Le procès de Lucien Morisset s'ouvre au début du mois de septembre 1881.

Dès la première séance, le public, les juges, les jurés sont frappés par l'attitude de l'accusé. Il est hautain, arrogant et cynique même. On dirait qu'il fait tout pour se rendre antipathique et odieux. En fait, il continue à jouer le rôle qu'il s'est imposé. Comme Lacenaire, il est devenu un assassin ; maintenant, comme Lacenaire, il doit être condamné à mort et exécuté.

Lucien contemple avec une froideur voulue le défilé de ses victimes. Il n'a pas un mot de regret ni un regard de pitié pour les deux jeunes gens blessés, ceux qui chantaient la chanson du « Beau Nicolas ». Il manifeste la même indifférence envers la famille de M. Dormier, qui a eu le malheur de se trouver en face de lui un soir de juin.
Mais, quand le professeur Legrand du Saule est appelé à la barre, Lucien s'anime. Il sait que le professeur veut le sauver. Alors, dans un sursaut de désespoir, il repousse cette main qui se tend vers lui, la première, peut-être, et la dernière, peut-être aussi.
- Monsieur le président, je réclame la parole !

Le président la lui donne.
- Je déclare que je ne cherche ni atténuation ni excuse. Ce que j'ai fait, je l'ai parfaitement voulu. J'ai trop conscience de mes actes pour revendiquer la folie. Morisset juge condamnerait Morisset assassin. J'ai tué M. Dormier, la loi a prévu le cas. Il n'y a pas d'hésitation à avoir !
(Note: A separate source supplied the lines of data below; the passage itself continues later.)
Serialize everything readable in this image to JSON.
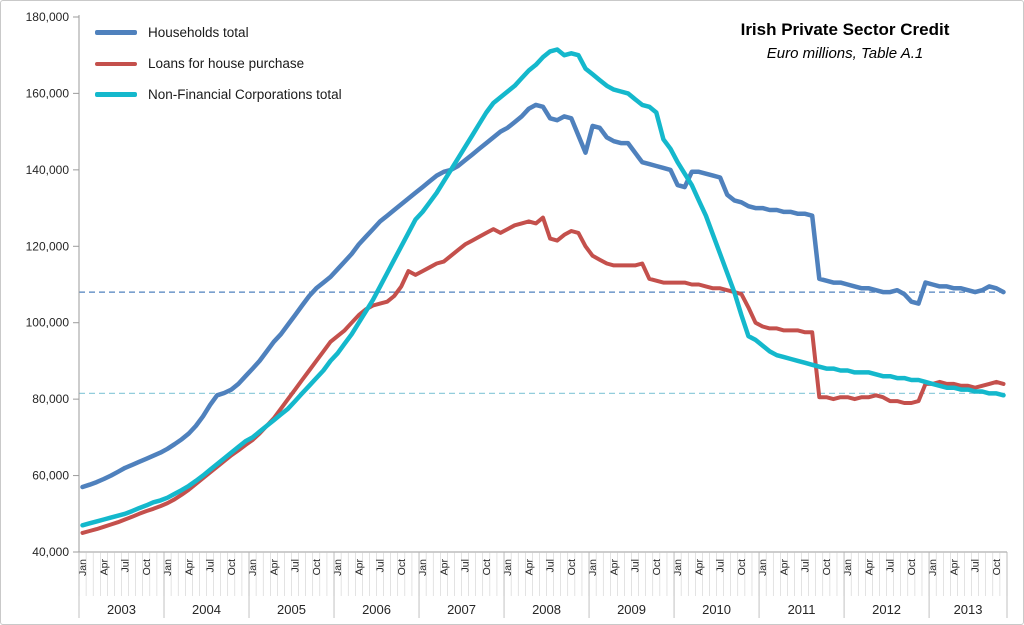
{
  "chart_data": {
    "type": "line",
    "title": "Irish Private Sector Credit",
    "subtitle": "Euro millions, Table A.1",
    "xlabel": "",
    "ylabel": "",
    "ylim": [
      40000,
      180000
    ],
    "ytick_step": 20000,
    "ytick_labels": [
      "40,000",
      "60,000",
      "80,000",
      "100,000",
      "120,000",
      "140,000",
      "160,000",
      "180,000"
    ],
    "years": [
      "2003",
      "2004",
      "2005",
      "2006",
      "2007",
      "2008",
      "2009",
      "2010",
      "2011",
      "2012",
      "2013"
    ],
    "month_tick_labels": [
      "Jan",
      "Apr",
      "Jul",
      "Oct"
    ],
    "label_every_n_months": 3,
    "n_months": 131,
    "x_start": "Jan 2003",
    "x_end": "Nov 2013",
    "grid": "off",
    "legend_position": "top-left",
    "axis_color": "#9b9b9b",
    "text_color": "#262626",
    "reference_lines": [
      {
        "value": 108000,
        "color": "#4f81bd",
        "style": "dashed"
      },
      {
        "value": 81500,
        "color": "#92cddc",
        "style": "dashed"
      }
    ],
    "series": [
      {
        "name": "Households total",
        "color": "#4f81bd",
        "stroke_width": 4.5,
        "values": [
          57000,
          57600,
          58300,
          59100,
          60000,
          61000,
          62000,
          62800,
          63600,
          64400,
          65200,
          66000,
          67000,
          68200,
          69500,
          71000,
          73000,
          75500,
          78500,
          81000,
          81600,
          82500,
          84000,
          86000,
          88000,
          90000,
          92500,
          95000,
          97000,
          99500,
          102000,
          104500,
          107000,
          109000,
          110500,
          112000,
          114000,
          116000,
          118000,
          120500,
          122500,
          124500,
          126500,
          128000,
          129500,
          131000,
          132500,
          134000,
          135500,
          137000,
          138500,
          139500,
          140000,
          141000,
          142500,
          144000,
          145500,
          147000,
          148500,
          150000,
          151000,
          152500,
          154000,
          156000,
          157000,
          156500,
          153500,
          153000,
          154000,
          153500,
          149000,
          144500,
          151500,
          151000,
          148500,
          147500,
          147000,
          147000,
          144500,
          142000,
          141500,
          141000,
          140500,
          140000,
          136000,
          135500,
          139500,
          139500,
          139000,
          138500,
          138000,
          133500,
          132000,
          131500,
          130500,
          130000,
          130000,
          129500,
          129500,
          129000,
          129000,
          128500,
          128500,
          128000,
          111500,
          111000,
          110500,
          110500,
          110000,
          109500,
          109000,
          109000,
          108500,
          108000,
          108000,
          108500,
          107500,
          105500,
          105000,
          110500,
          110000,
          109500,
          109500,
          109000,
          109000,
          108500,
          108000,
          108500,
          109500,
          109000,
          108000
        ]
      },
      {
        "name": "Loans for house purchase",
        "color": "#c4504c",
        "stroke_width": 4,
        "values": [
          45000,
          45500,
          46000,
          46600,
          47200,
          47800,
          48500,
          49200,
          50000,
          50700,
          51300,
          52000,
          52800,
          53800,
          55000,
          56300,
          57800,
          59300,
          60800,
          62300,
          63800,
          65300,
          66600,
          68000,
          69300,
          71000,
          73000,
          75000,
          77500,
          80000,
          82500,
          85000,
          87500,
          90000,
          92500,
          95000,
          96500,
          98000,
          100000,
          102000,
          103500,
          104500,
          105000,
          105500,
          107000,
          109500,
          113500,
          112500,
          113500,
          114500,
          115500,
          116000,
          117500,
          119000,
          120500,
          121500,
          122500,
          123500,
          124500,
          123500,
          124500,
          125500,
          126000,
          126500,
          126000,
          127500,
          122000,
          121500,
          123000,
          124000,
          123500,
          120000,
          117500,
          116500,
          115500,
          115000,
          115000,
          115000,
          115000,
          115500,
          111500,
          111000,
          110500,
          110500,
          110500,
          110500,
          110000,
          110000,
          109500,
          109000,
          109000,
          108500,
          108000,
          107500,
          104000,
          100000,
          99000,
          98500,
          98500,
          98000,
          98000,
          98000,
          97500,
          97500,
          80500,
          80500,
          80000,
          80500,
          80500,
          80000,
          80500,
          80500,
          81000,
          80500,
          79500,
          79500,
          79000,
          79000,
          79500,
          84000,
          84000,
          84500,
          84000,
          84000,
          83500,
          83500,
          83000,
          83500,
          84000,
          84500,
          84000
        ]
      },
      {
        "name": "Non-Financial Corporations total",
        "color": "#14b8cc",
        "stroke_width": 4.5,
        "values": [
          47000,
          47500,
          48000,
          48500,
          49000,
          49500,
          50000,
          50700,
          51500,
          52200,
          53000,
          53500,
          54200,
          55200,
          56200,
          57300,
          58600,
          60000,
          61500,
          63000,
          64500,
          66000,
          67500,
          69000,
          70000,
          71500,
          73000,
          74500,
          76000,
          77500,
          79500,
          81500,
          83500,
          85500,
          87500,
          90000,
          92000,
          94500,
          97000,
          100000,
          103000,
          106000,
          109500,
          113000,
          116500,
          120000,
          123500,
          127000,
          129000,
          131500,
          134000,
          137000,
          140000,
          143000,
          146000,
          149000,
          152000,
          155000,
          157500,
          159000,
          160500,
          162000,
          164000,
          166000,
          167500,
          169500,
          171000,
          171500,
          170000,
          170500,
          170000,
          166500,
          165000,
          163500,
          162000,
          161000,
          160500,
          160000,
          158500,
          157000,
          156500,
          155000,
          148000,
          145500,
          142000,
          139000,
          136000,
          132000,
          128000,
          123000,
          118000,
          113000,
          108000,
          102000,
          96500,
          95500,
          94000,
          92500,
          91500,
          91000,
          90500,
          90000,
          89500,
          89000,
          88500,
          88000,
          88000,
          87500,
          87500,
          87000,
          87000,
          87000,
          86500,
          86000,
          86000,
          85500,
          85500,
          85000,
          85000,
          84500,
          84000,
          83500,
          83000,
          83000,
          82500,
          82500,
          82000,
          82000,
          81500,
          81500,
          81000
        ]
      }
    ]
  }
}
Malgré tout, le professeur Legrand du Saule fait sa déposition. Le président s'accroche avec lui. Il ne comprend pas ce que signifie la notion de « responsabilité atténuée ». Un dialogue très serré s'engage entre les deux hommes.
Dans la salle, tout le monde se tait. Chacun a la sensation que c'est dans cet échange de répliques que se joue la tête de l'accusé.

Legrand du Saule ne modifie en rien sa déposition et il conclut avec fermeté :
- Je persiste à voir dans les travaux intellectuels exagérés de l'accusé, dans les anomalies de son jugement, dans les tentatives d'assassinat sur des inconnus et dans le meurtre même de M. Dormier, également inconnu de lui, des motifs de responsabilité atténuée.

Au cours des plaidoiries, le procureur demande la peine de mort et l'avocat plaide la folie.

Le jury délibère pendant une heure et demie avant de revenir avec son verdict : l'accusé est coupable sans circonstances atténuantes. Il est condamné à mort... Pour la première fois, Lucien sourit. Il s'incline et salue les juges.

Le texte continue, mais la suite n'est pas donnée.